Blended Length Genome Sequencing (blend-seq): Combining Short Reads with Low-Coverage Long Reads to Maximize Variant Discovery

bioRxiv |

We introduce blend-seq, a method for combining data from traditional short-read sequencing pipelines with low-coverage long reads, with the goal of substantially improving variant discovery for single samples without the full cost of high-coverage long reads. We demonstrate that with only 4x long read coverage augmenting 30x short reads, we can improve SNP discovery across the genome and achieve precision and recall beyond what is possible with short reads, even at very high coverage (60x). For genotype-agnostic discovery of structural variants, we see a threefold improvement in recall while maintaining precision by using the low-coverage long reads on their own. For the more specialized scenario of genotype-aware structural variant calling, we show how combining the long and short reads in a graph-based approach results in greater performance than either technology on its own.

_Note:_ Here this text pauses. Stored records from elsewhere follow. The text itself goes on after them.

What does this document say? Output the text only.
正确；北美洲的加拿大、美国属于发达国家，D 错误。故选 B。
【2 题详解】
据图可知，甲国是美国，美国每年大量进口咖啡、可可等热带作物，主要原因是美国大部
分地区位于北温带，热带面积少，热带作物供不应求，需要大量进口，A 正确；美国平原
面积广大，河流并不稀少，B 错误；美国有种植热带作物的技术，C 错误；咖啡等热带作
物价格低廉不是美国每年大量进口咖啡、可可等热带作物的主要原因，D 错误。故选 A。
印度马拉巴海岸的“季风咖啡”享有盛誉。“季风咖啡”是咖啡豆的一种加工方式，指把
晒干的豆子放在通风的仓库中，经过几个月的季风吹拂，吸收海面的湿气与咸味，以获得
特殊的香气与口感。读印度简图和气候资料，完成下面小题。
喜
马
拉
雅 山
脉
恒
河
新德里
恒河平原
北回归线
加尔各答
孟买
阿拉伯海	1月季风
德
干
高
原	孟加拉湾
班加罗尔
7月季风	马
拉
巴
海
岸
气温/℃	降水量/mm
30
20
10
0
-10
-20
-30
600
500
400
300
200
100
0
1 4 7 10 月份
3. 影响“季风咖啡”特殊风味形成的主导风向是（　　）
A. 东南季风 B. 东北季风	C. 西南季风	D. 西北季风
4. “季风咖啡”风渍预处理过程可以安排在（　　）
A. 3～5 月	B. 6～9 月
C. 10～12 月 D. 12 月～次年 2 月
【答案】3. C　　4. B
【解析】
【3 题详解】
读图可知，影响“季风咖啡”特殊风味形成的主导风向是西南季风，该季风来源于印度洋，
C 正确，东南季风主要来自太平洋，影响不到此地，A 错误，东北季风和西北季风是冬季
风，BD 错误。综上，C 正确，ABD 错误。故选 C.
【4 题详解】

The observed gains highlight the complementary nature of short and long read technologies: long reads help with SNP discovery by better mapping to difficult regions, and they provide better performance with long insertions and deletions (structural variants) by virtue of their length, while the larger number of short-read layers help with genotyping structural variants discovered by long reads. In this way, blend-seq offers many of the benefits of long-read pipelines without incurring the cost of high-coverage long reads.